Das Buch schildert übrigens nicht nur Brunners Kirchenkampf als Dorfpfarrer, sondern skizziert dann auch noch seinen weiteren Weg nach Beendigung des Pfarrdienstes in Ranstadt bis zum Ende des Krieges und danach. Zunächst setzte sich Brunners Leidensweg fort: Er folgte 1936 einer Berufung als Dozent an die Hochschule der Bekennenden Kirche in Elberfeld und setzte diese Tätigkeit noch weitere neun Jahre in der Illegalität fort, nachdem die Hochschule Ende des Jahres vom Staat geschlossen worden war. Darüber hinaus diente er ohne festes Einkommen auf Spendenbasis als Hilfsprediger einer lutherischen Gemeinde. Erst nach Kriegsende war die Zeit der äußeren Bedrohung für Brunner vorbei, und er konnte dann von 1947 bis1968 inHeidelberg eine Lehrtätigkeit als Professor für Dogmatik wahrnehmen, die nicht nur von seiner profunden Gelehrsamkeit, sondern auch von seiner Erfahrung des Kirchenkampfes und von der Überzeugung geprägt war, dass lebendiger Glaube und Kirchesein die stete Bereitschaft zum Martyrium einschließen: „Die Zeiten sind vorbei, wo man in aller Behaglichkeit Christ sein konnte“ (S.70).

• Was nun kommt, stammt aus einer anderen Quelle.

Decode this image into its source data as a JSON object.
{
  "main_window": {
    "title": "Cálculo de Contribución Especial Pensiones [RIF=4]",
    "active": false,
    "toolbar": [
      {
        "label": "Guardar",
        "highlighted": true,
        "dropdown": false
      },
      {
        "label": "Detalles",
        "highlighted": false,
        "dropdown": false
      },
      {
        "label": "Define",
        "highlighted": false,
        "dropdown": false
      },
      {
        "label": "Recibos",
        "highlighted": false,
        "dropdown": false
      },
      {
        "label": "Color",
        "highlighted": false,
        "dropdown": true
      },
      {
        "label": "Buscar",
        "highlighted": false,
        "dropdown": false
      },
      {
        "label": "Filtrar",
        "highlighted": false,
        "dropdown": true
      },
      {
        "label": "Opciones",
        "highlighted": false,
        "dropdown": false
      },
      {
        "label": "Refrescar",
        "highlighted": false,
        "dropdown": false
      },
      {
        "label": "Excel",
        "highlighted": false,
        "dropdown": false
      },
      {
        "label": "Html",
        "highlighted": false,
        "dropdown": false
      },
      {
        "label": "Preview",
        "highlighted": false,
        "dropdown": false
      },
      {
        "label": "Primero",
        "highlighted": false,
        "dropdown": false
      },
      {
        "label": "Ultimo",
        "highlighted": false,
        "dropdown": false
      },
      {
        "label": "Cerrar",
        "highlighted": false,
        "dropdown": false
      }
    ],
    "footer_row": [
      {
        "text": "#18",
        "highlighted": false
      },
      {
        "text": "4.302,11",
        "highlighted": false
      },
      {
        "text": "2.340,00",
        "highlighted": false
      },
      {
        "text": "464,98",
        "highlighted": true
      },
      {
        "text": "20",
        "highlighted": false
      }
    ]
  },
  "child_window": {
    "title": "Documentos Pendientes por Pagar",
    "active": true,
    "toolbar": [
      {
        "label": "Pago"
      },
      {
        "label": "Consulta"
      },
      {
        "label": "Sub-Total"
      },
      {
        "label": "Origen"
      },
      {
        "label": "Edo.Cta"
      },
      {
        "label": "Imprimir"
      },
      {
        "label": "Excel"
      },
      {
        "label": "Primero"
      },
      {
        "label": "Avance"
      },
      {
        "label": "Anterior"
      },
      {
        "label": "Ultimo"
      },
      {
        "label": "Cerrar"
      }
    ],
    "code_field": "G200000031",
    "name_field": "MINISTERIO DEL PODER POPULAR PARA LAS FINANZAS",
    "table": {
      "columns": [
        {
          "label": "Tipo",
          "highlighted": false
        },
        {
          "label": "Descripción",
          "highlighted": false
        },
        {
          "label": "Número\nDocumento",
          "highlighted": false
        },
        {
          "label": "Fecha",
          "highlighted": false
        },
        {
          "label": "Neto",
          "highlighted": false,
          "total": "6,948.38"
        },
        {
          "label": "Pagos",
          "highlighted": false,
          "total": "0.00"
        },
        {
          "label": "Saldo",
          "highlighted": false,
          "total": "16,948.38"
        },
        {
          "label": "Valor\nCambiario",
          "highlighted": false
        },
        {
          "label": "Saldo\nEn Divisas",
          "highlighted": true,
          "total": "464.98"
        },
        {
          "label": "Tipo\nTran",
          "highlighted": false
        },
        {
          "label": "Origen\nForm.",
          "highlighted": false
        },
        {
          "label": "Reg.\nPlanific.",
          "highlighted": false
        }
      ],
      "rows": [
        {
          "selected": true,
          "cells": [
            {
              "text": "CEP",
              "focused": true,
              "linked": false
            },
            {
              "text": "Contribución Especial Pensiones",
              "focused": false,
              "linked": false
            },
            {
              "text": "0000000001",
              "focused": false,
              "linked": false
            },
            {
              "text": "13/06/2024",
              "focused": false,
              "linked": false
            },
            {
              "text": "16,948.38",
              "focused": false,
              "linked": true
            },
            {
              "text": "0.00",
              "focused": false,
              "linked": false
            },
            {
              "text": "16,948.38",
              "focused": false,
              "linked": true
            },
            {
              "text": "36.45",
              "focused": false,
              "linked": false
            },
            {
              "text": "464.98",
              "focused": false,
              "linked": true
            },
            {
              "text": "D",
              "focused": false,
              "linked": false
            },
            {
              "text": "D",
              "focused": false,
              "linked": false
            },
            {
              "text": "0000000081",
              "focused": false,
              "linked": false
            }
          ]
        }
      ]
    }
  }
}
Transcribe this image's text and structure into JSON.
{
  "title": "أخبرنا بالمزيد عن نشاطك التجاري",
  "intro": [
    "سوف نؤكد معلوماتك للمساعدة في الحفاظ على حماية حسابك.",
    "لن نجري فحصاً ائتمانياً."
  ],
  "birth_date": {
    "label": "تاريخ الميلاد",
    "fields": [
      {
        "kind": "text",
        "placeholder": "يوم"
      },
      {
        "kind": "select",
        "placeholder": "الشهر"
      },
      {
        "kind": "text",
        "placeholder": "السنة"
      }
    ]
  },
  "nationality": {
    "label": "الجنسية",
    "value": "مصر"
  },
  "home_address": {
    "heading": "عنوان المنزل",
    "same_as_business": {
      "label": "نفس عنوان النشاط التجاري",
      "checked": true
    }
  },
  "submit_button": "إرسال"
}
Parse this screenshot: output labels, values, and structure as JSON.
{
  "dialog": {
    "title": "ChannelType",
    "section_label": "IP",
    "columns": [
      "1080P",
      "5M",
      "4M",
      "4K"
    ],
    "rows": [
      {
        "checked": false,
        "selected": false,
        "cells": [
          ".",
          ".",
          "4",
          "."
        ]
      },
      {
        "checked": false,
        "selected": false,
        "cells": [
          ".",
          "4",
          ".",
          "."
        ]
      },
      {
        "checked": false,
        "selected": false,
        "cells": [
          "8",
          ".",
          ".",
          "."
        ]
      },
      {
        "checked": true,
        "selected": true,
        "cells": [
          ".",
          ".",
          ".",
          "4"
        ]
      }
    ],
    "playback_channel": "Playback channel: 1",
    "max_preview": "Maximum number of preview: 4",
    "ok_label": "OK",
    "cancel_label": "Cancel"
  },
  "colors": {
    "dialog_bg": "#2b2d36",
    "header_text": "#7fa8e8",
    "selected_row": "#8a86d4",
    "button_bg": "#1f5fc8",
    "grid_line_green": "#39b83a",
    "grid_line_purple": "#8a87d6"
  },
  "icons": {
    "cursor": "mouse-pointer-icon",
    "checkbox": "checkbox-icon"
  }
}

Das Buch schließt in kirchengeschichtlicher Hinsicht eine Lücke: Die Erlebnisse Brunners als Ortspfarrer des hessischen Dorfes Ranstadt und als führender Theologe der hessen-nassauischen Bekennenden Kirche waren bislang im Detail weitgehend unbekannt. Dank der sorgfältigen Quellenforschungen der Ranstadter (!) Autorin und Religionslehrerin Stefanie Huesmann ist der Ranstadter Kirchenkampf erstmals detailgetreu rekonstruiert. Zwar hatte der in die Schweiz emigrierte judenchristliche Schriftsteller Otto Salomon – ein persönlicher Freund Brunners – schon vor dem Zweiten Weltkrieg Brunners Kirchenkampferlebnisse unter dem Pseudonym Otto Bruder als literarische Erzählung (unter dem Titel „Das Dorf auf dem Berge“ mit veränderten Orts- und Personennamen, aber historisch im wesentlichen zutreffend) veröffentlicht. Aber die Ereignisse waren noch nicht aufgrund aller zur Verfügung stehenden Dokumente und Quellen kritisch aufgearbeitet worden. Dies ist nun in einer plausiblen und für den Leser erfreulich durchsichtigen Weise (mit Bildern und Originaldokumenten, z.T. in Faksimile) geschehen. Der Autorin gebührt Dank, dass sie sich dieser mühevollen Arbeit mit Erfolg unterzogen hat!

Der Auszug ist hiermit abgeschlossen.